2° "les âges légaux applicables dans les régimes étrangers ne sont pas nécessairement comparables avec l’âge d’ouverture des droits en France, car ils correspondent : – soit, comme en France, à un âge d’ouverture des droits (il n’est pas possible de prendre sa retraite avant) ; – soit à un 'âge-pivot' (il est possible de prendre sa retraite avant, mais celle-ci fait alors l’objet d’une décote)." La volonté apparaît bien d'imposer, par le rejet d'un "âge pivot" un système rigide emp^chaant le libre-choix des individus.
3° à la gloire supposée de M. Fillon, il évoque le grand progrès réalisé en 2003 sous son égide :"le dispositif 'carrières longues'(…), créé par la loi Fillon de 2003, a constitué l’une des principales avancées sociales de ces dernières années : il a permis à près de 600 000 personnes de partir à la retraite de façon anticipée." (5)
C'est d'ailleurs en vertu de cet "acquis" supposé, au profit des gens qui ont commencé à travailler plus tôt que la moyenne, que la négociation bloque ncore sur la "nuance" entre durée de cotisation et âge de départ.
Sous l'influence de Fillon, et hélas de quelques autres conseillers comme Guaino ou Soubie, ce qui tient lieu de droite persiste dans les solutions technocratiques rigides et inefficaces.
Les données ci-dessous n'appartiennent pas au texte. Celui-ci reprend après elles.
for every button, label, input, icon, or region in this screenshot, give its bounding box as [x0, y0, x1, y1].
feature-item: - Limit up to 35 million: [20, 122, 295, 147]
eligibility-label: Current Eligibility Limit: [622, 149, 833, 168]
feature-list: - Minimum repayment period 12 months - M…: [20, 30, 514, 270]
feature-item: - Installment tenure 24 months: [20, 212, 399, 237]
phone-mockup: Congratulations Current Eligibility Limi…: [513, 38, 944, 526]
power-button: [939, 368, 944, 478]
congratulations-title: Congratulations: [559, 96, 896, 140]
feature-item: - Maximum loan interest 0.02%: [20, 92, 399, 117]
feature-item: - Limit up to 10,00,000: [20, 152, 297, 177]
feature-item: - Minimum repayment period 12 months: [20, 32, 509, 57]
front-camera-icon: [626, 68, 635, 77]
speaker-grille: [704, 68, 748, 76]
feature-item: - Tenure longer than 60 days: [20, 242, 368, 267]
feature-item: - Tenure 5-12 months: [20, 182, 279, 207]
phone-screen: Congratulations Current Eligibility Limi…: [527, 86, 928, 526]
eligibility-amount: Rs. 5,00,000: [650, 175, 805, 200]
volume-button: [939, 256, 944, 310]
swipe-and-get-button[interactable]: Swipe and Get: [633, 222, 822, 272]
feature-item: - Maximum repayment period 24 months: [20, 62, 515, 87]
Les 600 000 personnes ayant pris une retraite anticipée en vertu de la Loi Fillon de 2003 nous donnent la mesure de sa contre-productivité.
Oui il faudra encore un effort, et un gros, pour nous convaincre qu'un tel technocrate, même bien élevé, pourrait représenter une alternative de liberté.
JG Malliarakis
Apostilles
- Étrange porte-parole du parti socialiste, M. Benoît Hamon contredit régulièrement la direction du PS. Il a cru pouvoir ainsi déclarer le 27 septembre lors de son point de presse hebdomadaire au siège de son parti : "Fillon s'émancipe à 56 ans... S'il s'émancipait des contenus des politiques, on y verrait là quelque chose de nouveau .Le Premier ministre "dit de manière peut-être plus polie les mêmes choses que Sarkozy", mais "sur le fond, il reste solidaire, sur l'essentiel, il reste uni", et applique "des politiques qui font mal aux Français. Nous ne sommes pas dupes de cette émancipation."
- ceci figure dans sa fiche Wikipedia que ses conseillers en communication ont manifestement rédigée.
- On se trouvait en présence d'une "procédure parlementaire accélérée". Pourquoi grands dieux, sinon en prévision du remaniement ?
- N° 2270 disponible aux formats pdf et html sur le site de l'Assemblée nationale.
- "Parmi celles-ci, 112 200 correspondent à un départ effectif en 2004, 102 210 à un départ en 2005, 107 710 à un départ en 2006, 115 120 à un départ en 2007, 122 200 à un départ en 2008 et 30 218 à un départ en 2009. On observe un afflux important de départs fin 2008, dû à l’anticipation par les futurs retraités de la modification des conditions liées à la durée validée et cotisée."